The trivial function that I am compiling with gcc and clang:
void test() { printf("hm"); printf("hum"); }
$ gcc test.c -fomit-frame-pointer -masm=intel -O3 -S sub rsp, 8 .cfi_def_cfa_offset 16 mov esi, OFFSET FLAT:.LC0 mov edi, 1 xor eax, eax call __printf_chk mov esi, OFFSET FLAT:.LC1 mov edi, 1 xor eax, eax add rsp, 8 .cfi_def_cfa_offset 8 jmp __printf_chk
and
$ clang test.c -mllvm --x86-asm-syntax=intel -fomit-frame-pointer -O3 -S # BB#0: push rax .Ltmp1: .cfi_def_cfa_offset 16 mov edi, .L.str xor eax, eax call printf mov edi, .L.str1 xor eax, eax pop rdx jmp printf # TAILCALL
The difference I'm interested in is that gcc uses sub rsp, 8 / add rsp, 8 for the proog function, and clang uses push rax / pop rdx .

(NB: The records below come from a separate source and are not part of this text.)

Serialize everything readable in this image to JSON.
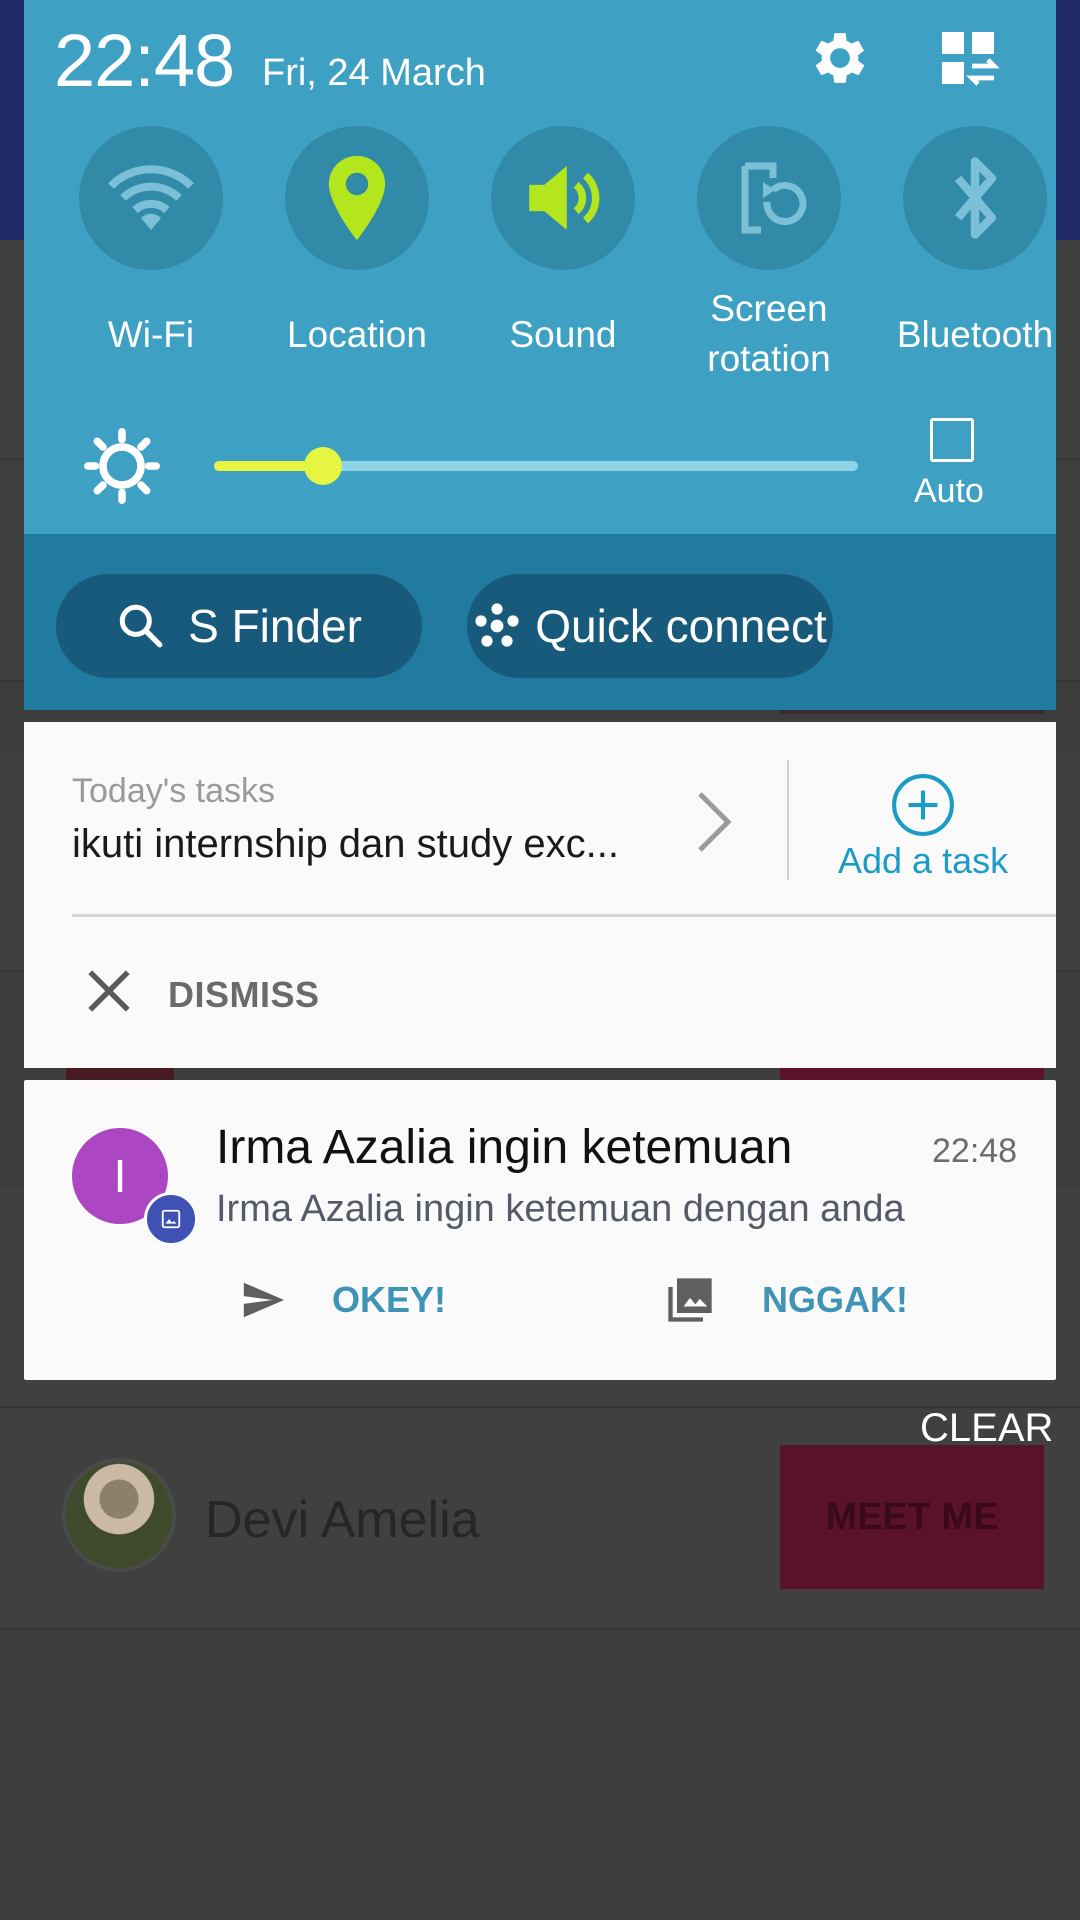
{
  "status": {
    "time": "22:48",
    "date": "Fri, 24 March",
    "settings_icon": "gear-icon",
    "edit_icon": "edit-grid-icon"
  },
  "quick_toggles": [
    {
      "label": "Wi-Fi",
      "icon": "wifi-icon",
      "active": false
    },
    {
      "label": "Location",
      "icon": "location-pin-icon",
      "active": true
    },
    {
      "label": "Sound",
      "icon": "sound-icon",
      "active": true
    },
    {
      "label": "Screen rotation",
      "icon": "screen-rotation-icon",
      "active": false
    },
    {
      "label": "Bluetooth",
      "icon": "bluetooth-icon",
      "active": false
    }
  ],
  "brightness": {
    "level": 0.17,
    "auto_label": "Auto",
    "auto_checked": false
  },
  "panel_buttons": {
    "s_finder": "S Finder",
    "quick_connect": "Quick connect"
  },
  "tasks": {
    "header": "Today's tasks",
    "text": "ikuti internship dan study exc...",
    "add_label": "Add a task",
    "dismiss_label": "DISMISS"
  },
  "notification": {
    "avatar_letter": "I",
    "title": "Irma Azalia ingin ketemuan",
    "time": "22:48",
    "body": "Irma Azalia ingin ketemuan dengan anda",
    "action_yes": "OKEY!",
    "action_no": "NGGAK!"
  },
  "clear_label": "CLEAR",
  "background_app": {
    "name": "Devi Amelia",
    "button": "MEET ME"
  },
  "colors": {
    "panel": "#3ea1c4",
    "panel_dark": "#217aa0",
    "accent_green": "#b4e61e",
    "slider": "#e6f542",
    "link_blue": "#1a9cc7",
    "avatar_purple": "#ad46c3"
  }
}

Why do compilers use different function prologs? Which option is better? push and pop , of course, encoded for shorter instructions, but faster or slower than add and sub ?

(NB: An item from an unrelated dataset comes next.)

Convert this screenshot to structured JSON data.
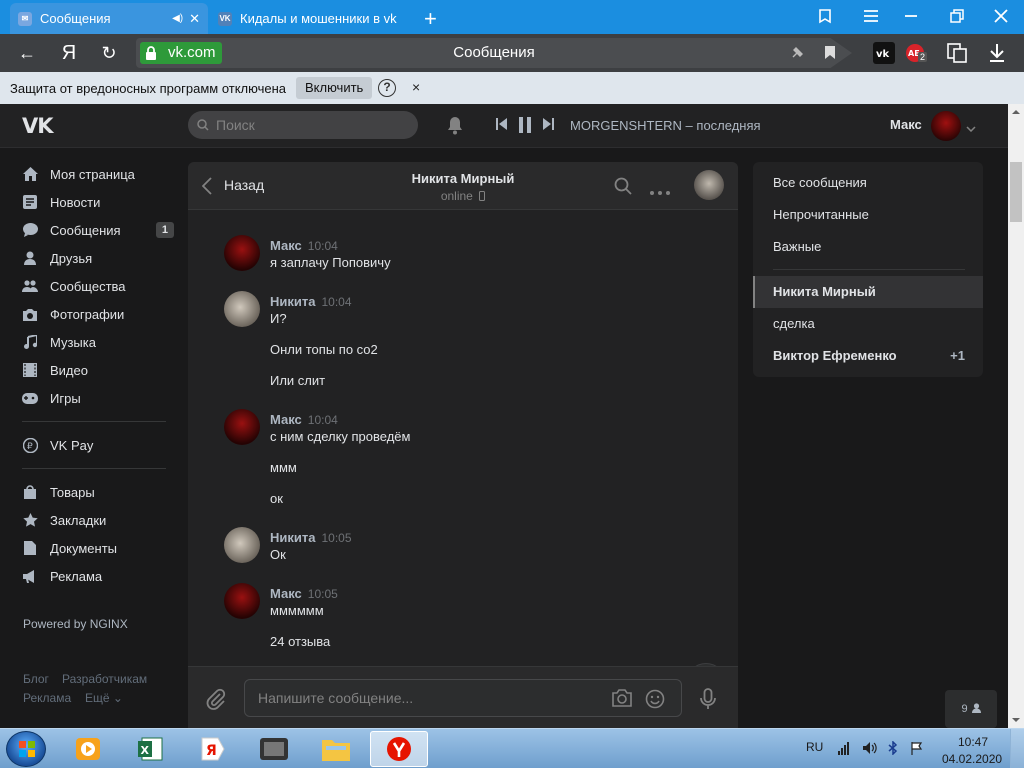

The reason for the stack is primarily because abi requires rsp to align 16 bytes for procedures without a sheet. I could not find compiler flags that remove them.
Judging by your answers, it seems that push and pop are better. push rax + pop rdx = 1 + 1 = 2 vs sub rsp, 8 + add rsp, 8 = 4 + 4 = 8 . Thus, the first pair saves 6 bytes at no cost.